W_{E2}=0.20\times15\times256+0.20\times87.5\times2\times{\frac{22.67}{2}}=1,165 plf

Also shown in Figure 6.14 is the shear diagram for the diaphragm.

4. Determine connection forces between the diaphragm and the shear walls.

Since the building has a Type 2 horizontal irregularity, the diaphragm connection design forces must be increased by 25 percent in accordance with 12.3.3.4. Thus, F_{px} = 1.25× 0.20w_{px} = 0.25w_{px} . This force increase applies to the row of diaphragm nailing that transfers the above diaphragm shears directly to the shear walls (and to the collectors) and to the bolts between the ledger beams and the shear walls.

Part\,\, 2: \,\,Determine \,\,design \,\,seismic\,\, forces \,\,on\,\, the\,\, steel collector \,\,beam \,\,in \,\,the\,\, N-S \,\,direction

From the diaphragm shear diagram in Figure 6.13, the maximum collector load is equal to 30.5(148/185) + 80.7 = 105.1 kips tension or compression.

The uniform axial load can be approximated by dividing the maximum load by the length of the collector: 105,100/148 = 710 plf.

The uniform axial load can be used to determine the axial force in any of the beams at any point along their length.
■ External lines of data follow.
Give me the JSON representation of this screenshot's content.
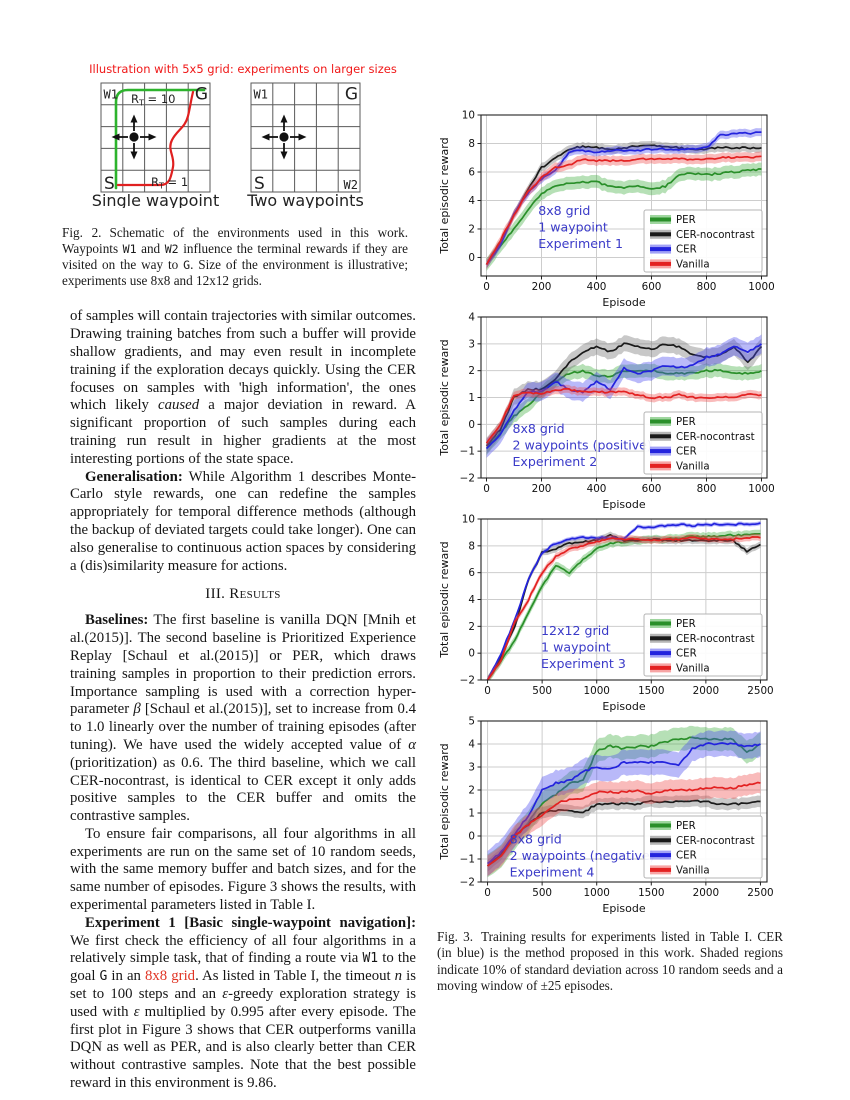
{
  "colors": {
    "annotation_blue": "#3a3ac8",
    "figure_title_red": "#f01818",
    "link_red": "#e03424",
    "per_green": "#2a8f2a",
    "cer_blue": "#2323dd",
    "vanilla_red": "#e32222",
    "nocontrast_black": "#1a1a1a"
  },
  "figure2": {
    "title": "Illustration with 5x5 grid: experiments on larger sizes",
    "left": {
      "w1": "W1",
      "g": "G",
      "s": "S",
      "caption": "Single waypoint",
      "rt_top": {
        "r": "R",
        "sub": "T",
        "eq": " = 10"
      },
      "rt_bottom": {
        "r": "R",
        "sub": "T",
        "eq": " = 1"
      }
    },
    "right": {
      "w1": "W1",
      "g": "G",
      "s": "S",
      "w2": "W2",
      "caption": "Two waypoints"
    },
    "caption_segments": [
      {
        "t": "Fig. 2.",
        "s": "figno"
      },
      {
        "t": "Schematic of the environments used in this work. Waypoints "
      },
      {
        "t": "W1",
        "s": "tt"
      },
      {
        "t": " and "
      },
      {
        "t": "W2",
        "s": "tt"
      },
      {
        "t": " influence the terminal rewards if they are visited on the way to "
      },
      {
        "t": "G",
        "s": "tt"
      },
      {
        "t": ". Size of the environment is illustrative; experiments use 8x8 and 12x12 grids."
      }
    ]
  },
  "left_column": {
    "para_outcomes": [
      {
        "t": "of samples will contain trajectories with similar outcomes. Drawing training batches from such a buffer will provide shallow gradients, and may even result in incomplete training if the exploration decays quickly. Using the CER focuses on samples with 'high information', the ones which likely "
      },
      {
        "t": "caused",
        "s": "i"
      },
      {
        "t": " a major deviation in reward. A significant proportion of such samples during each training run result in higher gradients at the most interesting portions of the state space."
      }
    ],
    "para_generalisation": [
      {
        "t": "Generalisation:",
        "s": "b"
      },
      {
        "t": " While Algorithm 1 describes Monte-Carlo style rewards, one can redefine the samples appropriately for temporal difference methods (although the backup of deviated targets could take longer). One can also generalise to continuous action spaces by considering a (dis)similarity measure for actions."
      }
    ],
    "heading": [
      {
        "t": "III. "
      },
      {
        "t": "Results",
        "s": "sc"
      }
    ],
    "para_baselines": [
      {
        "t": "Baselines:",
        "s": "b"
      },
      {
        "t": " The first baseline is vanilla DQN [Mnih et al.(2015)]. The second baseline is Prioritized Experience Replay [Schaul et al.(2015)] or PER, which draws training samples in proportion to their prediction errors. Importance sampling is used with a correction hyper-parameter "
      },
      {
        "t": "β",
        "s": "i"
      },
      {
        "t": " [Schaul et al.(2015)], set to increase from 0.4 to 1.0 linearly over the number of training episodes (after tuning). We have used the widely accepted value of "
      },
      {
        "t": "α",
        "s": "i"
      },
      {
        "t": " (prioritization) as 0.6. The third baseline, which we call CER-nocontrast, is identical to CER except it only adds positive samples to the CER buffer and omits the contrastive samples."
      }
    ],
    "para_fair": [
      {
        "t": "To ensure fair comparisons, all four algorithms in all experiments are run on the same set of 10 random seeds, with the same memory buffer and batch sizes, and for the same number of episodes. Figure 3 shows the results, with experimental parameters listed in Table I."
      }
    ],
    "para_experiment1": [
      {
        "t": "Experiment 1 [Basic single-waypoint navigation]:",
        "s": "b"
      },
      {
        "t": " We first check the efficiency of all four algorithms in a relatively simple task, that of finding a route via "
      },
      {
        "t": "W1",
        "s": "tt"
      },
      {
        "t": " to the goal "
      },
      {
        "t": "G",
        "s": "tt"
      },
      {
        "t": " in an "
      },
      {
        "t": "8x8 grid",
        "s": "red",
        "n": "ref-link-8x8-grid"
      },
      {
        "t": ". As listed in Table I, the timeout "
      },
      {
        "t": "n",
        "s": "i"
      },
      {
        "t": " is set to 100 steps and an "
      },
      {
        "t": "ε",
        "s": "i"
      },
      {
        "t": "-greedy exploration strategy is used with "
      },
      {
        "t": "ε",
        "s": "i"
      },
      {
        "t": " multiplied by 0.995 after every episode. The first plot in Figure 3 shows that CER outperforms vanilla DQN as well as PER, and is also clearly better than CER without contrastive samples. Note that the best possible reward in this environment is 9.86."
      }
    ]
  },
  "figure3": {
    "caption_segments": [
      {
        "t": "Fig. 3.",
        "s": "figno"
      },
      {
        "t": "Training results for experiments listed in Table I. CER (in blue) is the method proposed in this work. Shaded regions indicate 10% of standard deviation across 10 random seeds and a moving window of ±25 episodes."
      }
    ]
  },
  "chart_data": [
    {
      "type": "line",
      "title": "",
      "xlabel": "Episode",
      "ylabel": "Total episodic reward",
      "xlim": [
        -20,
        1020
      ],
      "ylim": [
        -1.3,
        10
      ],
      "xticks": [
        0,
        200,
        400,
        600,
        800,
        1000
      ],
      "yticks": [
        0,
        2,
        4,
        6,
        8,
        10
      ],
      "grid": true,
      "legend_position": "lower right",
      "legend_pos": [
        0.57,
        0.59
      ],
      "noise": 0.13,
      "annotation": {
        "lines": [
          "8x8 grid",
          "1 waypoint",
          "Experiment 1"
        ],
        "pos": [
          0.2,
          0.62
        ]
      },
      "x": [
        0,
        50,
        100,
        150,
        200,
        250,
        300,
        350,
        400,
        450,
        500,
        550,
        600,
        650,
        700,
        750,
        800,
        850,
        900,
        950,
        1000
      ],
      "series": [
        {
          "name": "PER",
          "color": "#2a8f2a",
          "fill": "#3fae3f",
          "band": 0.45,
          "values": [
            -0.5,
            0.8,
            2.0,
            3.3,
            4.5,
            5.0,
            5.2,
            5.3,
            5.3,
            5.0,
            4.9,
            5.0,
            4.8,
            5.0,
            5.8,
            5.9,
            5.8,
            5.9,
            6.0,
            6.1,
            6.2
          ]
        },
        {
          "name": "CER-nocontrast",
          "color": "#1a1a1a",
          "fill": "#6e6e6e",
          "band": 0.3,
          "values": [
            -0.5,
            1.0,
            3.0,
            4.8,
            6.3,
            7.0,
            7.6,
            7.8,
            7.7,
            7.6,
            7.7,
            7.8,
            7.9,
            7.8,
            7.7,
            7.6,
            7.6,
            7.7,
            7.7,
            7.7,
            7.7
          ]
        },
        {
          "name": "CER",
          "color": "#2323dd",
          "fill": "#4646ee",
          "band": 0.28,
          "values": [
            -0.5,
            0.9,
            3.1,
            4.5,
            5.5,
            6.1,
            7.4,
            7.5,
            7.4,
            7.5,
            7.5,
            7.5,
            7.6,
            7.6,
            7.6,
            7.6,
            7.7,
            8.6,
            8.7,
            8.7,
            8.8
          ]
        },
        {
          "name": "Vanilla",
          "color": "#e32222",
          "fill": "#f04b4b",
          "band": 0.33,
          "values": [
            -0.5,
            1.2,
            3.0,
            4.6,
            5.6,
            6.3,
            6.5,
            6.9,
            6.8,
            6.8,
            6.8,
            6.9,
            6.9,
            6.9,
            6.9,
            6.9,
            6.9,
            7.0,
            7.0,
            7.0,
            7.1
          ]
        }
      ]
    },
    {
      "type": "line",
      "title": "",
      "xlabel": "Episode",
      "ylabel": "Total episodic reward",
      "xlim": [
        -20,
        1020
      ],
      "ylim": [
        -2,
        4
      ],
      "xticks": [
        0,
        200,
        400,
        600,
        800,
        1000
      ],
      "yticks": [
        -2,
        -1,
        0,
        1,
        2,
        3,
        4
      ],
      "grid": true,
      "legend_position": "lower right",
      "legend_pos": [
        0.57,
        0.59
      ],
      "noise": 0.07,
      "annotation": {
        "lines": [
          "8x8 grid",
          "2 waypoints (positive)",
          "Experiment 2"
        ],
        "pos": [
          0.11,
          0.72
        ]
      },
      "x": [
        0,
        50,
        100,
        150,
        200,
        250,
        300,
        350,
        400,
        450,
        500,
        550,
        600,
        650,
        700,
        750,
        800,
        850,
        900,
        950,
        1000
      ],
      "series": [
        {
          "name": "PER",
          "color": "#2a8f2a",
          "fill": "#3fae3f",
          "band": 0.25,
          "values": [
            -0.9,
            -0.3,
            0.3,
            0.7,
            1.2,
            1.6,
            1.9,
            2.0,
            1.8,
            1.8,
            2.0,
            2.0,
            2.0,
            1.9,
            1.9,
            1.9,
            2.0,
            2.0,
            1.9,
            1.9,
            2.0
          ]
        },
        {
          "name": "CER-nocontrast",
          "color": "#1a1a1a",
          "fill": "#6e6e6e",
          "band": 0.3,
          "values": [
            -0.8,
            -0.2,
            1.0,
            1.3,
            1.3,
            1.7,
            2.3,
            2.7,
            2.9,
            2.7,
            3.0,
            2.9,
            2.8,
            3.0,
            2.9,
            2.6,
            2.5,
            2.6,
            2.9,
            2.3,
            2.9
          ]
        },
        {
          "name": "CER",
          "color": "#2323dd",
          "fill": "#4646ee",
          "band": 0.35,
          "values": [
            -0.9,
            -0.4,
            0.5,
            1.2,
            1.2,
            1.6,
            1.3,
            1.2,
            1.6,
            1.3,
            2.1,
            1.9,
            2.0,
            2.2,
            2.1,
            2.2,
            2.5,
            2.6,
            2.9,
            2.7,
            3.0
          ]
        },
        {
          "name": "Vanilla",
          "color": "#e32222",
          "fill": "#f04b4b",
          "band": 0.15,
          "values": [
            -0.7,
            0.0,
            1.1,
            1.2,
            1.1,
            1.3,
            1.3,
            1.2,
            1.2,
            1.2,
            1.2,
            1.1,
            1.0,
            1.0,
            1.1,
            1.0,
            1.0,
            1.0,
            1.0,
            1.1,
            1.1
          ]
        }
      ]
    },
    {
      "type": "line",
      "title": "",
      "xlabel": "Episode",
      "ylabel": "Total episodic reward",
      "xlim": [
        -60,
        2560
      ],
      "ylim": [
        -2,
        10
      ],
      "xticks": [
        0,
        500,
        1000,
        1500,
        2000,
        2500
      ],
      "yticks": [
        -2,
        0,
        2,
        4,
        6,
        8,
        10
      ],
      "grid": true,
      "legend_position": "lower right",
      "legend_pos": [
        0.57,
        0.59
      ],
      "noise": 0.13,
      "annotation": {
        "lines": [
          "12x12 grid",
          "1 waypoint",
          "Experiment 3"
        ],
        "pos": [
          0.21,
          0.72
        ]
      },
      "x": [
        0,
        125,
        250,
        375,
        500,
        625,
        750,
        875,
        1000,
        1125,
        1250,
        1375,
        1500,
        1625,
        1750,
        1875,
        2000,
        2125,
        2250,
        2375,
        2500
      ],
      "series": [
        {
          "name": "PER",
          "color": "#2a8f2a",
          "fill": "#3fae3f",
          "band": 0.3,
          "values": [
            -2.0,
            -0.6,
            1.0,
            3.0,
            5.0,
            6.5,
            6.0,
            7.0,
            7.8,
            8.2,
            8.3,
            8.4,
            8.5,
            8.5,
            8.6,
            8.7,
            8.7,
            8.7,
            8.8,
            8.8,
            8.9
          ]
        },
        {
          "name": "CER-nocontrast",
          "color": "#1a1a1a",
          "fill": "#6e6e6e",
          "band": 0.25,
          "values": [
            -2.0,
            -0.3,
            2.0,
            5.5,
            7.5,
            7.8,
            8.2,
            8.3,
            8.4,
            8.8,
            8.4,
            8.4,
            8.5,
            8.4,
            8.4,
            8.4,
            8.4,
            8.4,
            8.4,
            7.6,
            8.1
          ]
        },
        {
          "name": "CER",
          "color": "#2323dd",
          "fill": "#4646ee",
          "band": 0.15,
          "values": [
            -2.0,
            0.0,
            2.5,
            5.5,
            7.5,
            8.2,
            8.5,
            8.6,
            8.6,
            8.6,
            8.5,
            9.4,
            9.4,
            9.5,
            9.6,
            9.5,
            9.6,
            9.6,
            9.6,
            9.6,
            9.7
          ]
        },
        {
          "name": "Vanilla",
          "color": "#e32222",
          "fill": "#f04b4b",
          "band": 0.25,
          "values": [
            -2.0,
            -0.5,
            2.3,
            4.0,
            6.0,
            7.2,
            7.8,
            8.0,
            8.3,
            8.6,
            8.5,
            8.5,
            8.4,
            8.5,
            8.5,
            8.6,
            8.5,
            8.5,
            8.5,
            8.6,
            8.6
          ]
        }
      ]
    },
    {
      "type": "line",
      "title": "",
      "xlabel": "Episode",
      "ylabel": "Total episodic reward",
      "xlim": [
        -60,
        2560
      ],
      "ylim": [
        -2,
        5
      ],
      "xticks": [
        0,
        500,
        1000,
        1500,
        2000,
        2500
      ],
      "yticks": [
        -2,
        -1,
        0,
        1,
        2,
        3,
        4,
        5
      ],
      "grid": true,
      "legend_position": "lower right",
      "legend_pos": [
        0.57,
        0.59
      ],
      "noise": 0.09,
      "annotation": {
        "lines": [
          "8x8 grid",
          "2 waypoints (negative)",
          "Experiment 4"
        ],
        "pos": [
          0.1,
          0.76
        ]
      },
      "x": [
        0,
        125,
        250,
        375,
        500,
        625,
        750,
        875,
        1000,
        1125,
        1250,
        1375,
        1500,
        1625,
        1750,
        1875,
        2000,
        2125,
        2250,
        2375,
        2500
      ],
      "series": [
        {
          "name": "PER",
          "color": "#2a8f2a",
          "fill": "#3fae3f",
          "band": 0.5,
          "values": [
            -1.3,
            -0.9,
            -0.1,
            0.6,
            1.4,
            1.8,
            2.3,
            2.4,
            3.7,
            3.9,
            3.8,
            3.9,
            3.9,
            4.1,
            4.2,
            4.3,
            4.2,
            4.2,
            4.2,
            3.6,
            4.0
          ]
        },
        {
          "name": "CER-nocontrast",
          "color": "#1a1a1a",
          "fill": "#6e6e6e",
          "band": 0.25,
          "values": [
            -1.3,
            -0.8,
            0.0,
            0.5,
            1.0,
            1.1,
            1.1,
            1.0,
            1.4,
            1.4,
            1.4,
            1.4,
            1.5,
            1.5,
            1.5,
            1.5,
            1.5,
            1.4,
            1.4,
            1.4,
            1.5
          ]
        },
        {
          "name": "CER",
          "color": "#2323dd",
          "fill": "#4646ee",
          "band": 0.55,
          "values": [
            -1.2,
            -0.7,
            0.1,
            0.9,
            2.0,
            2.3,
            2.4,
            2.8,
            3.0,
            2.9,
            3.2,
            3.2,
            3.2,
            3.2,
            3.1,
            3.8,
            4.0,
            4.0,
            4.0,
            3.9,
            4.0
          ]
        },
        {
          "name": "Vanilla",
          "color": "#e32222",
          "fill": "#f04b4b",
          "band": 0.45,
          "values": [
            -1.3,
            -0.9,
            0.0,
            0.5,
            0.9,
            1.4,
            1.6,
            1.6,
            1.9,
            1.9,
            1.9,
            2.0,
            1.8,
            2.0,
            2.0,
            2.0,
            2.1,
            2.1,
            2.1,
            2.2,
            2.3
          ]
        }
      ]
    }
  ]
}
For example, at the midspan of the northernmost collector beam, the axial force is equal to 710 × (148 − 37 / 2) /1,000 = 92 kips tension or compression. In accordance with 12.3.3.4, this force must be increased by 25 percent unless the collector is designed for the load combinations with overstrength factor of 12.4.3.2 (see 12.10.2.1).

The collector beams are subsequently designed for the combined effects of gravity and axial loads due to the design seismic forces.

Part \,\,3: \,\,Determine\,\, out-of-plane\,\, design \,\,seismic\,\, forces \,\,on\,\, the precast\,\, concrete\,\, wall\,\, panels
1. Solid wall panels

According to 12.11.1, structural walls shall be designed for a force normal to the surface equal to 0.4S_{DS}I times the weight of the wall. The minimum normal force is 10 percent of the weight of the wall.

For a solid precast concrete wall panel:

Weight W_p = (7 /12) × 0.15× 22.67 = 2.0 kips/ft

0.1× 2.0 = 0.2 kips/ft

0.4×1.01×1.0 × 2.0 = 0.8 kips/ft (governs)

This force governs over the three minimum anchorage forces specified in 12.11.2 as well.

Distributed load = 0.8/22.67 = 0.04 kips/ft/ft width of wall

This uniformly distributed load is applied normal to the wall in either direction.

Anchorage of the precast walls to the flexible diaphragms must develop the out-ofplane force given by Eq. 12.11-1:

F_p = 0.8S_{DS} IW_p = 1.6 kips/ft

Note that the 25 percent increase in the design force for diaphragm connections is not applied to out-of-plane wall anchorage force to the diaphragm (12.3.3.4).

2. Wall panels with openings

A typical wall panel on the east or west faces of the building is shown in Figure 6.15.

In lieu of a more rigorous analysis, the pier width between the two openings is commonly defined as a design strip. The total weight used in determining the out-ofplane design seismic force is taken as the weight of the design strip plus the weight of the wall tributary to the design strip above each adjacent opening (see Figure 6.16):

W_{p{1}}=\frac{7}{12}\times150\times4=350 plf

W_{p{2}}=\frac{7}{12}\times150\times6=525 plf

W_{p{3}}=\frac{7}{12}\times150\times1.5=131 plf

The out-of-plane seismic forces are determined by 12.11.1:

F_{P{1}}=0.4\,S_{D S}I W_{P{1}}=0.4\times1.01\times1.0\times350=141.4 plf from 0 ft to 20 ft

F_{P2}=0.4S_{D S}I W_{P1}=0.4\times1.01\times1.0\times525=212.1 plf from 14 ft to 20 ft

F_{P3}=0.4S_{D S}I W_{P1}=0.4\times1.01\times1.0\times131=52.9 plf from 7 ft to 20 ft

The wall is designed for the combination of axial load from the gravity forces and bending and shear from the out-of-plane seismic forces.

^{19} The weight of the walls is conservatively calculated assuming that there are no openings in the walls.
^{20} Walls parallel to the direction of the seismic forces are typically not considered in the tributary weight, since these walls do not obtain support from the diaphragm in the direction of the seismic force.